Epidemiological studies showed that domperidone was associated with an increased risk of serious ventricular arrhythmias or sudden cardiac death. A higher risk was observed in patients older than 60 years, patients taking daily doses greater than 30 mg, and patients concurrently taking QT-prolonging drugs or CYP3A4 inhibitors.
Domperidone should be used at the lowest effective dose in adults and adolescents 12 years of age and older.
Domperidone is contraindicated in patients with known existing prolongation of cardiac conduction intervals, particularly QTc, in patients with significant electrolyte disturbances (hypokalaemia, hyperkalaemia, hypomagnesaemia), or bradycardia, or in patients with underlying cardiac diseases such as congestive heart failure due to increased risk of ventricular arrhythmia. Electrolyte disturbances (hypokalaemia, hyperkalaemia, hypomagnesaemia) or bradycardia are known to be conditions increasing the proarrythmic risk.
Treatment with domperidone should be stopped if signs or symptoms occur that may be associated with cardiac arrhythmia, and the patients should consult their physician.
Patients should be advised to promptly report any cardiac symptoms.
Use with apomorphine
Domperidone is contra-indicated with QT prolonging drugs including apomorphine, unless the benefit of the co-administration with apomorphine outweighs the risks, and only if the recommended precautions for co-administration mentioned in the apomorphine SmPC are strictly fulfilled. Please refer to the apomorphine SmPC.
The elimination half-life of domperidone is prolonged in severe renal impairment. For repeated administration, the dosing frequency of Motilium should be reduced to once or twice daily depending on the severity of the impairment.
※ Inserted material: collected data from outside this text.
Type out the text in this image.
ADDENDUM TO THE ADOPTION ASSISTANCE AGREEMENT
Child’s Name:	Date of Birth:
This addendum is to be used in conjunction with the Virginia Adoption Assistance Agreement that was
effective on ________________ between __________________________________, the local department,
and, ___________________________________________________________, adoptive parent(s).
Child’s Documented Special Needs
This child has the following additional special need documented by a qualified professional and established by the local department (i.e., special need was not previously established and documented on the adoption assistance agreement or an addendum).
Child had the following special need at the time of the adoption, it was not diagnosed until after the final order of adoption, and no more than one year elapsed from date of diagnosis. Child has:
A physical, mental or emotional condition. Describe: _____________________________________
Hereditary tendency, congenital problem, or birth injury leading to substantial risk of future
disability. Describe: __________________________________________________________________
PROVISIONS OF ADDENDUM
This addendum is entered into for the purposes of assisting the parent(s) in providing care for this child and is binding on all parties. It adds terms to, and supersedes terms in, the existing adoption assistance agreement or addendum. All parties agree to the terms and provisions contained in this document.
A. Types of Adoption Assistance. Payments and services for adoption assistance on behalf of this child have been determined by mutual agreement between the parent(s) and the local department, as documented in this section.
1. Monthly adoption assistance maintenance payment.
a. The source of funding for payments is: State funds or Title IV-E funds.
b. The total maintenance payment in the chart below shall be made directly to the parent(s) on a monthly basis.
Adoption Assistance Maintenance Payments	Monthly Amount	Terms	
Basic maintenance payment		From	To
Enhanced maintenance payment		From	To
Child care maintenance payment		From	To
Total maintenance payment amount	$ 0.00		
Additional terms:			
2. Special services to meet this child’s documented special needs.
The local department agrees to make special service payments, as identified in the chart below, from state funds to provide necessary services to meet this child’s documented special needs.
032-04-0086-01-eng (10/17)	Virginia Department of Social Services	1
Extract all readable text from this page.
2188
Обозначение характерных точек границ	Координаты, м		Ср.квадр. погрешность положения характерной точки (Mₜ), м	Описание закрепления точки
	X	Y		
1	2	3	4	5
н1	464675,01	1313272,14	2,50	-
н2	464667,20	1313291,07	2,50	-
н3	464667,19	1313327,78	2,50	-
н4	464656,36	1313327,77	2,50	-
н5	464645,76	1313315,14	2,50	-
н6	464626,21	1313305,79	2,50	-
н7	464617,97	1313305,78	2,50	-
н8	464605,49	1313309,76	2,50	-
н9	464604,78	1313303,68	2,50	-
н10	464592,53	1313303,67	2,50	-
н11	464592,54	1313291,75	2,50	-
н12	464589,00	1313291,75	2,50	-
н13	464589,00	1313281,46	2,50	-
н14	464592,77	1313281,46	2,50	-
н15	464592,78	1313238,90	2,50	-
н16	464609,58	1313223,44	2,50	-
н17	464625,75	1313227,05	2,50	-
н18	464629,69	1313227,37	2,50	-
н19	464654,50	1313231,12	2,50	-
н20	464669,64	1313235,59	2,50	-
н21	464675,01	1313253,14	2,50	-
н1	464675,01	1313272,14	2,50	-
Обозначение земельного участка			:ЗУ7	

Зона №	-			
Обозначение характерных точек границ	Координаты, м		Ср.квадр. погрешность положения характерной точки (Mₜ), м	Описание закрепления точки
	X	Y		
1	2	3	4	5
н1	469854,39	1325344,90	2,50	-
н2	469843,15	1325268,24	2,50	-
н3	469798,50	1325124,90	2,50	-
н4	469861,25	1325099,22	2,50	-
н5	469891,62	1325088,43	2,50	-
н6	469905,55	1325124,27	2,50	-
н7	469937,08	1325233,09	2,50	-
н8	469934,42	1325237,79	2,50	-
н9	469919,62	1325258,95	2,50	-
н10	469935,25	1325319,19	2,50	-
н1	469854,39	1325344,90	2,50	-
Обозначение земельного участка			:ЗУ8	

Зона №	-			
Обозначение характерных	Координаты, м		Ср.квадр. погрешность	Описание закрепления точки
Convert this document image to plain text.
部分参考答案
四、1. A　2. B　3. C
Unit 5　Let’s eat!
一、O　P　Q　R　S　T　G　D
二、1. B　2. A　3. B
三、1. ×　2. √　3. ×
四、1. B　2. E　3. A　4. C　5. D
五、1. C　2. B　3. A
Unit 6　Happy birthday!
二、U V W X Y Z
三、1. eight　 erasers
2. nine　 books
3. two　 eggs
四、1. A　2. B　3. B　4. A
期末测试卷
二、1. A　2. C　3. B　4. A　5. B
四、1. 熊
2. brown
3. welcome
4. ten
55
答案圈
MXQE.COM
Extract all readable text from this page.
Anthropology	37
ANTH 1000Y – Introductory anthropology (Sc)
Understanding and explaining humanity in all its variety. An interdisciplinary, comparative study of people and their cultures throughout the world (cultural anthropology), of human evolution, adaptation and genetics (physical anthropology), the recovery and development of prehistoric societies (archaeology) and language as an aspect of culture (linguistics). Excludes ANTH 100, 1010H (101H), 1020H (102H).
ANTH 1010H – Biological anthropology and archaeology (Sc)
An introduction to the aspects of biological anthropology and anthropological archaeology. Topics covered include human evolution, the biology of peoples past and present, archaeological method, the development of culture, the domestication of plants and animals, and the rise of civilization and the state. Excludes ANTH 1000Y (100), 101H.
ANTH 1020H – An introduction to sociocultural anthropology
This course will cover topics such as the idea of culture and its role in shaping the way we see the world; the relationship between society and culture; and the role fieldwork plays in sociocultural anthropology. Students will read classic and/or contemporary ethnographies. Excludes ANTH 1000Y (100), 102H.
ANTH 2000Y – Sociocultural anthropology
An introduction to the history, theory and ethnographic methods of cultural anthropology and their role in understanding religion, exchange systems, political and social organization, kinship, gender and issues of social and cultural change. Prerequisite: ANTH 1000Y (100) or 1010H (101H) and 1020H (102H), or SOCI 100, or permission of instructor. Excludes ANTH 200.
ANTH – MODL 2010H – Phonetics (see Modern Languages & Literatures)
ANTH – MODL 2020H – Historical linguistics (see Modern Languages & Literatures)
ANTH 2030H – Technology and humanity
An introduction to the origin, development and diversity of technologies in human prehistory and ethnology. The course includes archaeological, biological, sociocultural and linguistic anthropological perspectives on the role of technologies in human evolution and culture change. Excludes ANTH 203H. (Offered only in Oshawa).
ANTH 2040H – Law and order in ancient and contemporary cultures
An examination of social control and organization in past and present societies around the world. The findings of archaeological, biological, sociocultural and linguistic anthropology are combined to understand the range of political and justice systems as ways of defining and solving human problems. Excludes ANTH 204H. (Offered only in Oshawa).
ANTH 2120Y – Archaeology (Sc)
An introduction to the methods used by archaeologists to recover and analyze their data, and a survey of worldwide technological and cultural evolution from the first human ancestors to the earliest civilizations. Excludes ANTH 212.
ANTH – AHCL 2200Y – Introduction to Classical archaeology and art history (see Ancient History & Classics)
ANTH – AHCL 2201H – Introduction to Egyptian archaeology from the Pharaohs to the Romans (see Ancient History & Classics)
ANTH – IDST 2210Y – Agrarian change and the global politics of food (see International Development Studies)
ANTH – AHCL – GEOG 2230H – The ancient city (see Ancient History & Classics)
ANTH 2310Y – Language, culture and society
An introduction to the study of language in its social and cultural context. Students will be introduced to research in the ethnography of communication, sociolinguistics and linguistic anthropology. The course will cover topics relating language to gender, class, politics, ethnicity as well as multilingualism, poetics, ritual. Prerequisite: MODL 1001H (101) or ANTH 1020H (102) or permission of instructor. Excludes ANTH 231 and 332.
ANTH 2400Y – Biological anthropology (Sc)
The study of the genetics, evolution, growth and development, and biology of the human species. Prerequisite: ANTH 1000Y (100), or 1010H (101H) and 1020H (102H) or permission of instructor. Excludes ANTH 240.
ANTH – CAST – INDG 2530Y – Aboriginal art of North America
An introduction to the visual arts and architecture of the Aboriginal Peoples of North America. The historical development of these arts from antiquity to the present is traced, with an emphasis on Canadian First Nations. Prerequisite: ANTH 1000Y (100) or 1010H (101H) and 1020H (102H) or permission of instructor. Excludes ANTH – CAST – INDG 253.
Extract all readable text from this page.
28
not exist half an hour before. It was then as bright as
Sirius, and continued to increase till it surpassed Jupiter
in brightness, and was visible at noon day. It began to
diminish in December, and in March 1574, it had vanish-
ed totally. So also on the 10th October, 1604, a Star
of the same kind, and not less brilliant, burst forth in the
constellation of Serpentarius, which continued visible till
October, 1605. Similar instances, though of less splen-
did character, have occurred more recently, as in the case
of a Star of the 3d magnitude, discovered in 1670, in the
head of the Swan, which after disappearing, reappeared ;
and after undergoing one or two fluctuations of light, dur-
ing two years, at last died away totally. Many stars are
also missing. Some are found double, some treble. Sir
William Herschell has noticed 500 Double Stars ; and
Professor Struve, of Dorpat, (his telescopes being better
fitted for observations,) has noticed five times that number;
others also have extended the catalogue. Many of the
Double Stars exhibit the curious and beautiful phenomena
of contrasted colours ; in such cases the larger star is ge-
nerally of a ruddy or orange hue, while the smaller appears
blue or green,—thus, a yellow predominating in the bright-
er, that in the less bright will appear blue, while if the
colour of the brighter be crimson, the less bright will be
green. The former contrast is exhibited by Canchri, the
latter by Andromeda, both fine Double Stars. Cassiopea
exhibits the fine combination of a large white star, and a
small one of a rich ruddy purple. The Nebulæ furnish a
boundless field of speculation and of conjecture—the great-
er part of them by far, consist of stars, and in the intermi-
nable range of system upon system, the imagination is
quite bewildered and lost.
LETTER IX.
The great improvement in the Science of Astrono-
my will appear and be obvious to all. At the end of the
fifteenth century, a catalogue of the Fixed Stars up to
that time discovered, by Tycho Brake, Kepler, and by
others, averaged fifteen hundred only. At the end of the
The dose may also need to be reduced.
Fertility, pregnancy and lactation
Pregnancy: There are limited post-marketing data on the use of domperidone in pregnant women. Studies in animals have shown reproductive toxicity at maternally toxic doses (see section 5.3). Motilium should only be used during pregnancy when justified by the anticipated therapeutic benefit.
Breast-feeding: Domperidone is excreted in human milk and breast-fed infants receive less than 0.1 % of the maternal weight-adjusted dose. Occurrence of adverse effects, in particular cardiac effects cannot be excluded after exposure via breast milk. A decision should be made whether to discontinue breast-feeding or to discontinue/abstain from domperidone therapy taking into account the benefit of breast feeding for the child and the benefit of therapy for the woman. Caution should be exercised in case of QTc prolongation risk factors in breast-fed infants.
Effects on ability to drive and use machines: Motilium has no or negligible influence on the ability to drive and use machines.
Symptoms of over dosage may include agitation, altered consciousness, convulsions, disorientation, somnolence and extrapyramidal reactions.
There is no specific antidote to domperidone, but in the event of overdose, standard symptomatic treatment should be given immediately. Gastric lavage as well as the administration of activated charcoal, may be useful. ECG monitoring should be undertaken, because of the possibility of QT interval prolongation. Close medical supervision and supportive therapy is recommended.
Anticholinergic, anti-parkinson drugs may be helpful in controlling the extrapyramidal reactions.